Is het ondernemerschap veranderd sedert de jaren 80 en 90?
JOHAN LAMBRECHT. “We zijn al decennia verkeerd aan het ondernemen, of beter gezegd, managen. Al in 1973 heeft de Duitse econoom Ernst Friedrich Schumacher in zijn boek Small is Beautiful een zware crisis voorspeld. Als fundamentele oorzaken duidde hij aan: razernij van hebzucht, verafgoding van groei en grootschaligheid. Zijn woorden waren profetisch. In 2007-2008 beleefden we de ergste financieel-economische crisis sinds de Tweede Wereldoorlog.
“We zijn de voorbije decennia afgegleden naar een managementmaatschappij, die zeker in de Verenigde Staten is ontspoord door buitensporige vergoedingen voor bepaalde topmanagers en de too big to fail-filosofie. De obsessie voor ‘grootte om de grootte’ leidde tot de creatie van organisaties die zowel unmanageable als unmanaged zijn. Hoe meer een onderneming gebrand is op omzet, hoe kleiner de kans dat ze het haalt. Als je een hogere omzet wil, maak je er best niet je doelstelling van. Het zijn kwalitatieve bedoelingen die uitmonden in betere kwantitatieve resultaten.
“Als we een herhaling van de crisis zoals die van 2007-2008 tot elke prijs willen vermijden, dan moeten we het kapitalistische model over een volledig andere boeg gooien. We moeten naar een ondernemerschapscultuur, waar de bedrijven opnieuw waarde- en doelgedreven zijn, en de lange termijn in hun vaandel schrijven.”

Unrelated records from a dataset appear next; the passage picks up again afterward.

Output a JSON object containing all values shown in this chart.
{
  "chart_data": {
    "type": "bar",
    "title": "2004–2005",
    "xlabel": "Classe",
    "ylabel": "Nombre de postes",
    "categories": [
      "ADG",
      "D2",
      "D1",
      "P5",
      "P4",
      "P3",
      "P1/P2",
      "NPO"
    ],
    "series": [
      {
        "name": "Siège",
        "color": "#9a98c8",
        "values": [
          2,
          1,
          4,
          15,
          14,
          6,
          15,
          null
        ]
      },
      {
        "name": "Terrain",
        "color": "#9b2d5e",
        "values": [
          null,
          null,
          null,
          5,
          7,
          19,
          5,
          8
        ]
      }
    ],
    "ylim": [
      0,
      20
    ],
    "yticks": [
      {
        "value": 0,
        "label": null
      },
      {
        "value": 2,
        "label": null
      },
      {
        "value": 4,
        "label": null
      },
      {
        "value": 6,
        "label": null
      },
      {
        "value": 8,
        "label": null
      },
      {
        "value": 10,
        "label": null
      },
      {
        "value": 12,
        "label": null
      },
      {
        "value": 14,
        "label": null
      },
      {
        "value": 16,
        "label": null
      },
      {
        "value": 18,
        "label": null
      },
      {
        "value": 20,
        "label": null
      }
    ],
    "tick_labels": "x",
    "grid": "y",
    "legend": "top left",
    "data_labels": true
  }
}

De politiek heeft nooit fundamenteel gesleuteld aan problemen als hoge loonkosten en zware fiscale druk, en het overheidsapparaat begrijpt weinig of niet waarmee ondernemers bezig zijn.
JOHAN LAMBRECHT. “Het beleid is nog altijd te veel gebaseerd op macroverwachtingen: we verwachten dat de kmo groter wordt dankzij overheidssteun. Alsof de ondernemer een mechanisch object is. Een doeltreffend kmo-beleid neemt de wensen en mogelijkheden op microniveau als uitgangspunt. Beleidsmakers moeten dringend de kmo-taal spreken.”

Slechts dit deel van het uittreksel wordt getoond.